As he says, this is supposed to be interpreted as a tempered distribution on $\mathbb{R}^4$.
My question is: how do we interpret it as such? If I merely take the above formula and integrate against some Schwartz function, as such:
$$\Delta_F(f) = i \int_{\mathbb{R}^4} f(x) \left[ \int_{\mathbb{R}^3} \frac{e^{-i \omega_{\mathbf{p}} |t| + i \mathbf{p} \cdot \mathbf{x}}}{2 \omega_{\mathbf{p}}} \frac{d^3 \mathbf{p}}{(2\pi)^3}\right] d^4 x$$
I don't seem to get something convergent, because for any fixed $x = (t, \mathbf{x})$ the integral in $\mathbf{p}$ diverges.
What am I missing here?
I think I get it now. If, for a fixed $t$ and $\mathbf{p}$ we integrate with respect to $d^3 \mathbf{x}$ in
$$\Delta_F(f) = i \int_{\mathbb{R}^4} \int_{\mathbb{R}^3} \frac{e^{-i \omega_{\mathbf{p}} |t|} e^{i \mathbf{p} \cdot \mathbf{x}}}{2 \omega_{\mathbf{p}}} f(x) \frac{d^3 \mathbf{p}}{(2\pi)^3} d^4 x$$
we get
$$\Delta_F(f) = i \int_{-\infty}^{+\infty} \int_{\mathbb{R}^3} \frac{e^{-i \omega_{\mathbf{p}} |t|}}{2 \omega_{\mathbf{p}}} \check{f}(t, \mathbf{p}) d^3 \mathbf{p} dt $$
where $\check{f}(t, \mathbf{p}) = \int_{\mathbb{R}^3} e^{i \mathbf{p} \cdot \mathbf{x}} f(t, \mathbf{x}) d^3 \mathbf{x}/(2\pi)^3$ is the usual Euclidean inverse Fourier transform. This is now an honestly convergent integral because $\check{f}$ is a Schwartz function (since $f$ is). Furthermore note that
$$ \Delta_F(\hat{f}) = i \int_{-\infty}^{+\infty} \int_{\mathbb{R}^3} \frac{e^{-i \omega_{\mathbf{p}} |t|}}{2 \omega_{\mathbf{p}}} \check{\hat{f}}(t, \mathbf{p}) d^3 \mathbf{p} dt = i \int_{\mathbb{R}^4} \frac{e^{-i \omega_{\mathbf{p}} |t|}}{2 \omega_{\mathbf{p}}} f(t, \mathbf{p}) d^3 \mathbf{p} dt$$
due to the Fourier inversion theorem that $\check{\hat{f}} = f$ (here $\hat{f}$ means the Fourier transform with respect only to the spatial variables, similar to $\check{f}$ above).

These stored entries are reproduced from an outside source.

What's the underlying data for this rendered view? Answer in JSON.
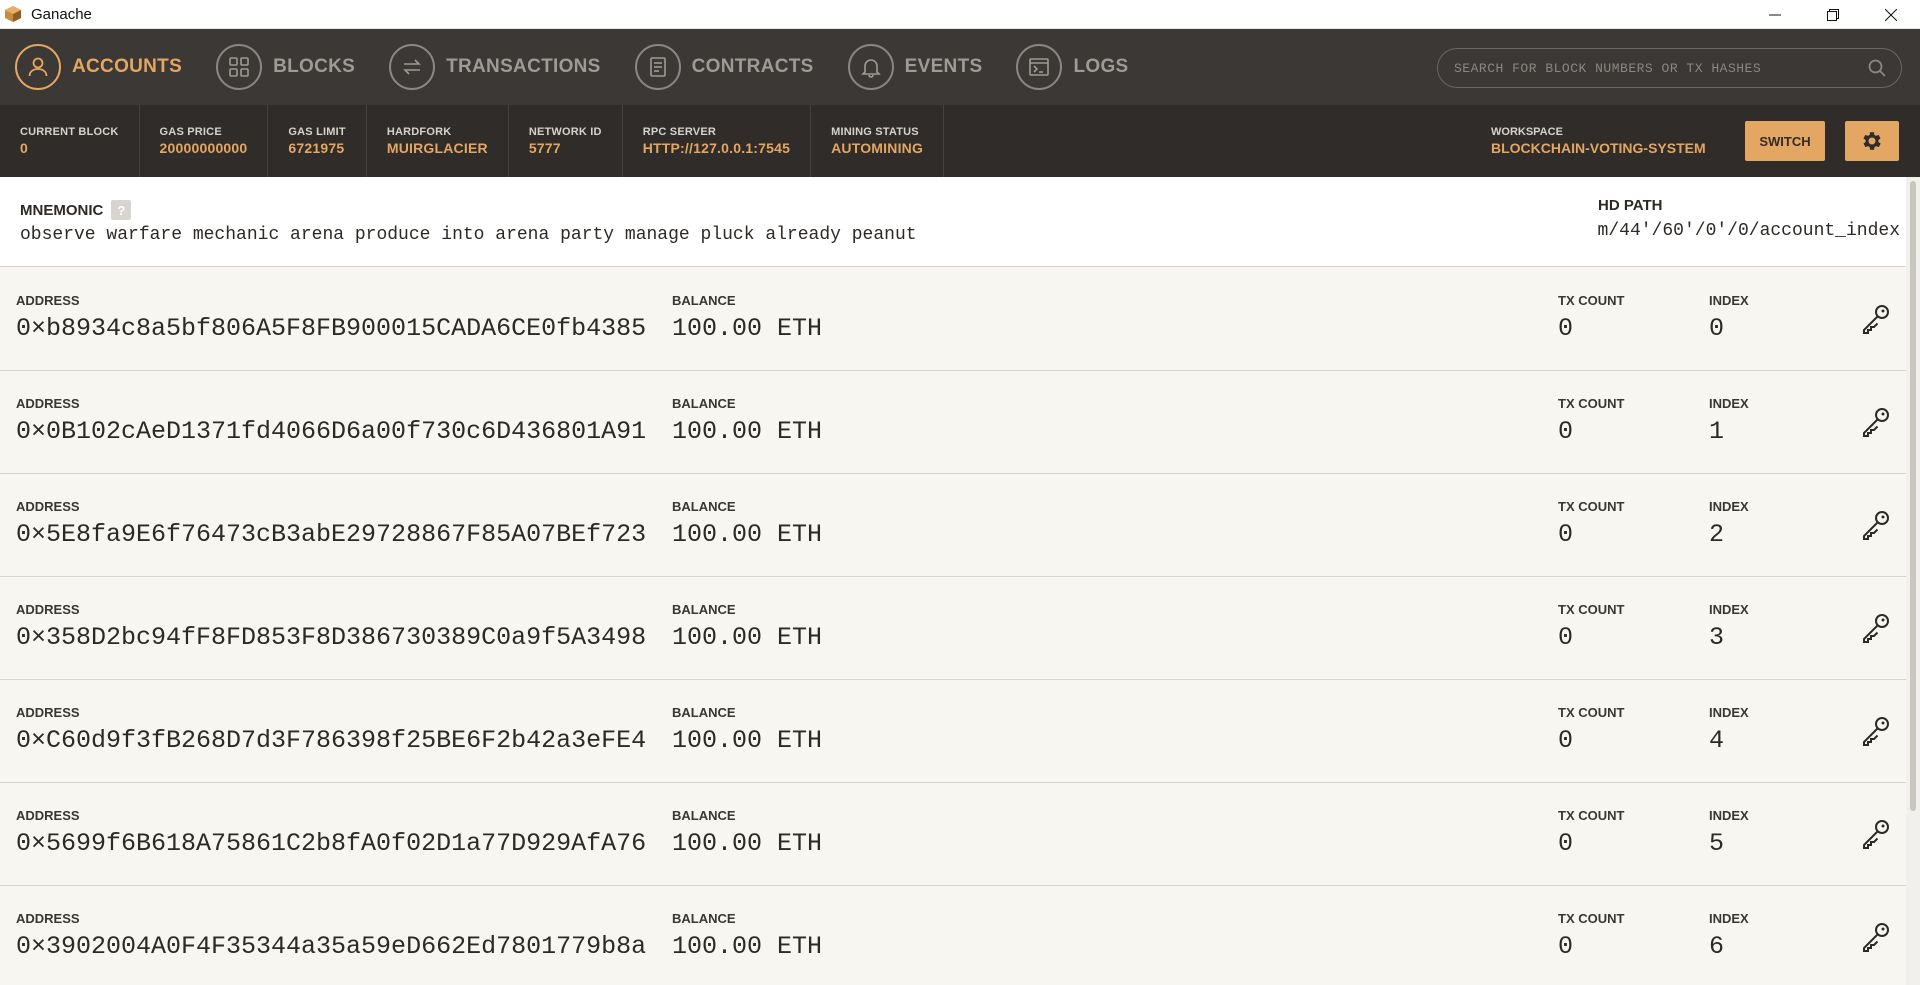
{
  "window": {
    "title": "Ganache"
  },
  "nav": {
    "items": [
      {
        "label": "ACCOUNTS",
        "icon": "user-icon",
        "active": true
      },
      {
        "label": "BLOCKS",
        "icon": "grid-icon",
        "active": false
      },
      {
        "label": "TRANSACTIONS",
        "icon": "arrows-icon",
        "active": false
      },
      {
        "label": "CONTRACTS",
        "icon": "document-icon",
        "active": false
      },
      {
        "label": "EVENTS",
        "icon": "bell-icon",
        "active": false
      },
      {
        "label": "LOGS",
        "icon": "terminal-icon",
        "active": false
      }
    ],
    "search_placeholder": "SEARCH FOR BLOCK NUMBERS OR TX HASHES"
  },
  "status": {
    "current_block_label": "CURRENT BLOCK",
    "current_block": "0",
    "gas_price_label": "GAS PRICE",
    "gas_price": "20000000000",
    "gas_limit_label": "GAS LIMIT",
    "gas_limit": "6721975",
    "hardfork_label": "HARDFORK",
    "hardfork": "MUIRGLACIER",
    "network_id_label": "NETWORK ID",
    "network_id": "5777",
    "rpc_server_label": "RPC SERVER",
    "rpc_server": "HTTP://127.0.0.1:7545",
    "mining_status_label": "MINING STATUS",
    "mining_status": "AUTOMINING",
    "workspace_label": "WORKSPACE",
    "workspace": "BLOCKCHAIN-VOTING-SYSTEM",
    "switch_label": "SWITCH"
  },
  "mnemonic": {
    "label": "MNEMONIC",
    "help": "?",
    "words": "observe warfare mechanic arena produce into arena party manage pluck already peanut",
    "hd_path_label": "HD PATH",
    "hd_path": "m/44'/60'/0'/0/account_index"
  },
  "labels": {
    "address": "ADDRESS",
    "balance": "BALANCE",
    "tx_count": "TX COUNT",
    "index": "INDEX"
  },
  "accounts": [
    {
      "address": "0×b8934c8a5bf806A5F8FB900015CADA6CE0fb4385",
      "balance": "100.00 ETH",
      "tx_count": "0",
      "index": "0"
    },
    {
      "address": "0×0B102cAeD1371fd4066D6a00f730c6D436801A91",
      "balance": "100.00 ETH",
      "tx_count": "0",
      "index": "1"
    },
    {
      "address": "0×5E8fa9E6f76473cB3abE29728867F85A07BEf723",
      "balance": "100.00 ETH",
      "tx_count": "0",
      "index": "2"
    },
    {
      "address": "0×358D2bc94fF8FD853F8D386730389C0a9f5A3498",
      "balance": "100.00 ETH",
      "tx_count": "0",
      "index": "3"
    },
    {
      "address": "0×C60d9f3fB268D7d3F786398f25BE6F2b42a3eFE4",
      "balance": "100.00 ETH",
      "tx_count": "0",
      "index": "4"
    },
    {
      "address": "0×5699f6B618A75861C2b8fA0f02D1a77D929AfA76",
      "balance": "100.00 ETH",
      "tx_count": "0",
      "index": "5"
    },
    {
      "address": "0×3902004A0F4F35344a35a59eD662Ed7801779b8a",
      "balance": "100.00 ETH",
      "tx_count": "0",
      "index": "6"
    }
  ],
  "colors": {
    "accent": "#e4a663",
    "nav_bg": "#3b3835",
    "status_bg": "#2f2c29",
    "content_bg": "#f7f6f1"
  }
}
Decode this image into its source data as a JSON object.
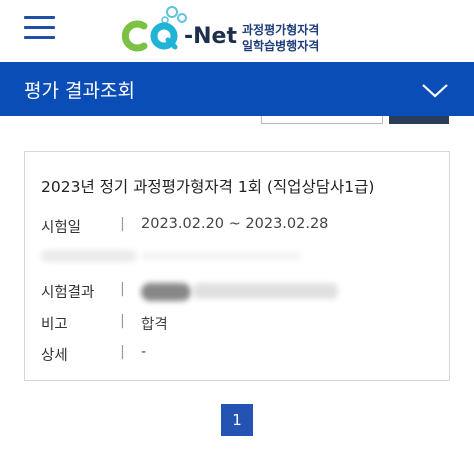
{
  "header": {
    "logo_alt_icon": "cq-net-logo",
    "logo_net": "-Net",
    "logo_line1": "과정평가형자격",
    "logo_line2": "일학습병행자격",
    "menu_icon": "hamburger-icon"
  },
  "title_bar": {
    "title": "평가 결과조회",
    "toggle_icon": "chevron-down-icon"
  },
  "result": {
    "title": "2023년 정기 과정평가형자격 1회 (직업상담사1급)",
    "rows": [
      {
        "label": "시험일",
        "value": "2023.02.20 ~ 2023.02.28"
      },
      {
        "label": "",
        "value": ""
      },
      {
        "label": "시험결과",
        "value": ""
      },
      {
        "label": "비고",
        "value": "합격"
      },
      {
        "label": "상세",
        "value": "-"
      }
    ]
  },
  "pagination": {
    "current": "1"
  },
  "colors": {
    "brand_blue": "#0a4db6",
    "page_btn": "#2453b3",
    "logo_green": "#7cc242",
    "logo_teal": "#1fb3d6"
  }
}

Thus, as a distribution, the (spatial) Fourier transform of $\Delta_F$ is given by integrating against
$$(\mathcal{F}_{\mathbf{x}} \Delta_F)(t, \mathbf{p}) = i\frac{e^{-i \omega_{\mathbf{p}} |t|}}{2 \omega_{\mathbf{p}}}$$
as Folland claims. Thanks to J.G. for pointing me in the right direction.